Bankers and pay experts fear the EU's plan to limit bonuses to the same size as salaries will widen the rift to the detriment of the City, London's financial district. They say the reform will push up basic salaries for the highest echelon of bankers, while damaging a process to make bankers more accountable through deferrals and clawbacks of bonuses.

Politicians such as Philippe Lamberts, a Belgian member of the European Parliament who pushed through the EU bonus cap almost single-handedly, have argued that overall staff pay has continued to rise in relation to revenues at many banks. Pay experts claim this remuneration ratio was inflated by payouts for laid-off employees and past-year deferrals, thus obfuscating the trend of falling pay.

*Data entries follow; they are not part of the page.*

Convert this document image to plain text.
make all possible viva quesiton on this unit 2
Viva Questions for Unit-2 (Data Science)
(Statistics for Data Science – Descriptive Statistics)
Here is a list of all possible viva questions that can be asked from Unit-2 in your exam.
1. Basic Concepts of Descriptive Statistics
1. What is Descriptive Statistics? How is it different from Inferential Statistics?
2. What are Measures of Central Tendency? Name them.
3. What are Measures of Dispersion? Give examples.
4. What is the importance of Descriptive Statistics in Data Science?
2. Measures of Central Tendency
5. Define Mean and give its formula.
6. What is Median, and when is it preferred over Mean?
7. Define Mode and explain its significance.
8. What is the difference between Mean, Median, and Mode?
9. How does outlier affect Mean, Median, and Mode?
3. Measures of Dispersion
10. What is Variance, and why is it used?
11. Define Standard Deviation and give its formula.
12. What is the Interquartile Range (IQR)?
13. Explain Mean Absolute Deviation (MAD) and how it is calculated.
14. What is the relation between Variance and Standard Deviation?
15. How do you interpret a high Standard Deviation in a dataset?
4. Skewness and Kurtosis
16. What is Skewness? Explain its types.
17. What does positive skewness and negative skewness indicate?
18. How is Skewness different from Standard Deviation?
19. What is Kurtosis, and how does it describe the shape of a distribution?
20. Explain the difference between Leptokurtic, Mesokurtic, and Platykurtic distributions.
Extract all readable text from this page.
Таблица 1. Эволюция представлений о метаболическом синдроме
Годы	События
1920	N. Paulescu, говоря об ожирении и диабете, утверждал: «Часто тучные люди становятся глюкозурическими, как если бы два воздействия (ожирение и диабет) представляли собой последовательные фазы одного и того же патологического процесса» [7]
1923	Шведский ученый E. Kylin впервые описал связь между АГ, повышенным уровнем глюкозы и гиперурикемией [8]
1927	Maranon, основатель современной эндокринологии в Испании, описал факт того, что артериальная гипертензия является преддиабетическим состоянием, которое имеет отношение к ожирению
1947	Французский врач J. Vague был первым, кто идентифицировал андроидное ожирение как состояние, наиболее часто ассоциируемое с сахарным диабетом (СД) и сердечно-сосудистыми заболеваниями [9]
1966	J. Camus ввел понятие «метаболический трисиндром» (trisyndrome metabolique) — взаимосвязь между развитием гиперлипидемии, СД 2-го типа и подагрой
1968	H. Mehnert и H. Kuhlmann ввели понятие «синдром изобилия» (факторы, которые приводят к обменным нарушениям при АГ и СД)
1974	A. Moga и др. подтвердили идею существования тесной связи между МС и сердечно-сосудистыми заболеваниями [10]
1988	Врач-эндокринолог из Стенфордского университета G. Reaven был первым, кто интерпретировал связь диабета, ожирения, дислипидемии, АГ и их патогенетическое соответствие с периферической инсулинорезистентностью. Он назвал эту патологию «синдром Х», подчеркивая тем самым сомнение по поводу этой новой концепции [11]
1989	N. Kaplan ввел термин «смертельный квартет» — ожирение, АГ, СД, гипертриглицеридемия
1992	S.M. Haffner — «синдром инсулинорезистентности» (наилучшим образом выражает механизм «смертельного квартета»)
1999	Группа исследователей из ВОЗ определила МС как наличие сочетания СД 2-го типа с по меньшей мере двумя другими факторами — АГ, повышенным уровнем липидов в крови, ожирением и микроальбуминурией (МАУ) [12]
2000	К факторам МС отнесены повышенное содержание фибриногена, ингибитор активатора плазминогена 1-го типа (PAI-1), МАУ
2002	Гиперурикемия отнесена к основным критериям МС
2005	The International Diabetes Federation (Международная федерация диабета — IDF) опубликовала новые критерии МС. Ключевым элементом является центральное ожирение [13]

With investment banks' average return on equity at about half of what they pay for their shareholders' capital, investors and analysts say the structural changes in pay will continue. Despite marked reductions, investment banks globally still paid their staff an average of £212,000 last year – higher then a decade ago and 4.6 times the remuneration in the insurance sector. "To restore the industry as a whole to clear double-digit returns, either pay would have to fall by a quarter or productivity rise by a third," Mr. Gosling says.

Mr Philippon says the pay gap with sectors that require similar skills will close slowly as it takes time for lower entry salaries and slower relative wage growth to work through the system. "Bankers have in the past not only been hired with a higher starting salary, but they have also enjoyed a faster growth rate. But what you will see in the next decade is slower wage inflation than in other sectors."

The global head of a medium-sized investment bank says: "Bankers are kidding themselves if they think they are worth what they are making." Another London-based executive adds: "Banking has to go back to being a normal profession rather than the quasi-entrepreneurial business it has been in the past decades."